James tore his letter in half. Before slipping his stupid words back into his pocket, he ripped off a ragged edge, then, grabbing a pen from his pocket, turned over his blue ink promises, and let her know what he thought of her now, scrawled in big, gnashing letters.
SLUT.
He left the rubbish scattered where it was. Josie could pick it up. Now, he only needed the condom, gingerly pinched at the edge to minimise contact with another dick.
He knew the angles of her camera intimately, every curve and contour of their vision, which details they gave up easily and which, flirting at the periphery, teased what remained out of view. James inched towards that invisible boundary, a forcefield that had once let him in and lent him eyes, but now held him at more than arm’s length. Yes, he could dump the condom and note here, on the pavement, and sneak away unobserved. But Josie would step over it, assign it to a stranger, as if it were something blown in from the street that had nothing to do with her. No, he wanted her to feel something when she saw it, shame, scrawled on the inside of her skin, knowing, before either of her friends did, the message was meant for her.
Her doorstep beckoned. The camera’s red dot blinked in warning. One more step, and she would see him. A tantalising thought. Sometimes, when he watched her, she looked up at him, with a worried bend to her brow, her eyes lingering on the camera. Direct eye contact, the kind that compressed the breath in his chest. James edged his boot into the corner of the frame. He could reverse the roles. Make her watch him for a change. What would she feel, when she saw his face again? Knowing he never left. Never went away. He’d been here for her all this time, watching and waiting, in the only way she would let him. Here. Always. Who else could give her that kind of commitment? Only him. Her only option was him.

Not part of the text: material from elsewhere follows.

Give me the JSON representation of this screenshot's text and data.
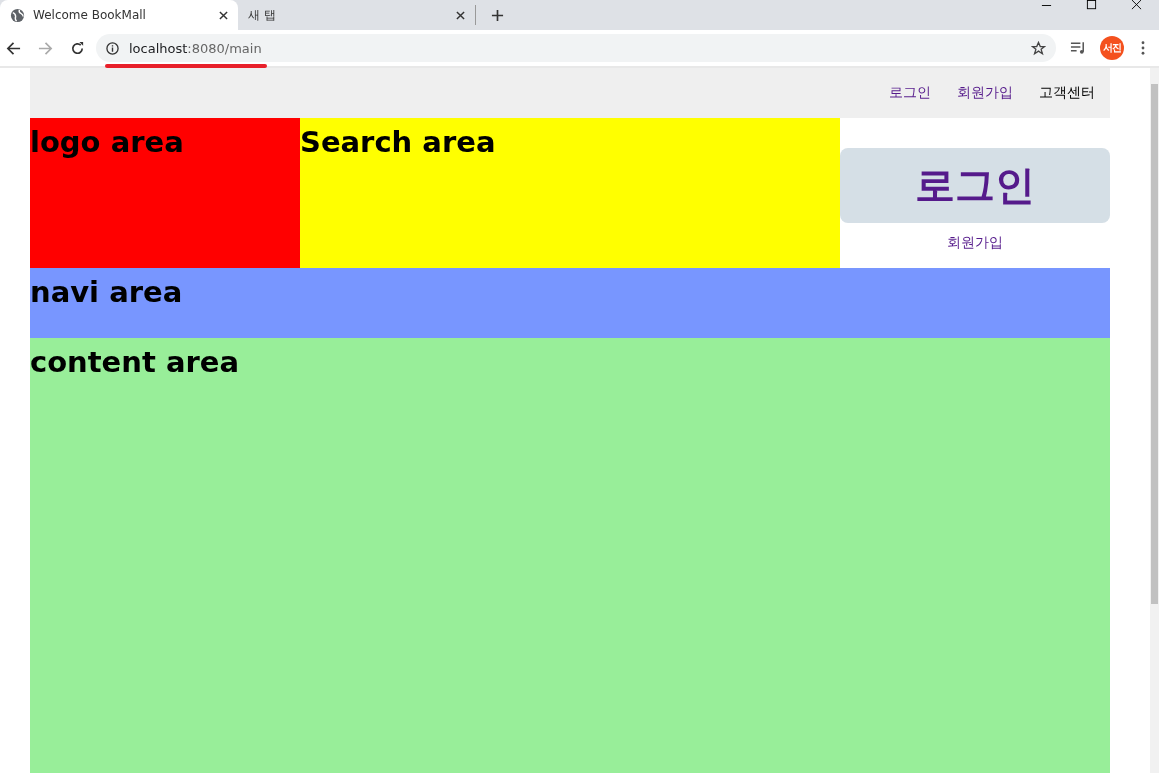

He could step into her frame again. One step. One. That’s all it would take. If he did it, if he did it now, she wouldn’t ever forget him. Not ever again. He felt almost woozy with it, the power of deciding for her. The note felt damp in his hand, the condom cowardly. He wanted her to see him again, but not like this. He wanted to look up at the camera and wink, like it was their private joke, making her smile on the other side. But this was all he had, his only remaining move. He crumpled the note in his fist and threw the condom at her door. Next time, he would come back with flowers, with a shower and a shave, and take his rightful place inside the frame, knocking on her door. Yes. No. Either way—if she didn’t open up and let him in, he’d have to force the handle.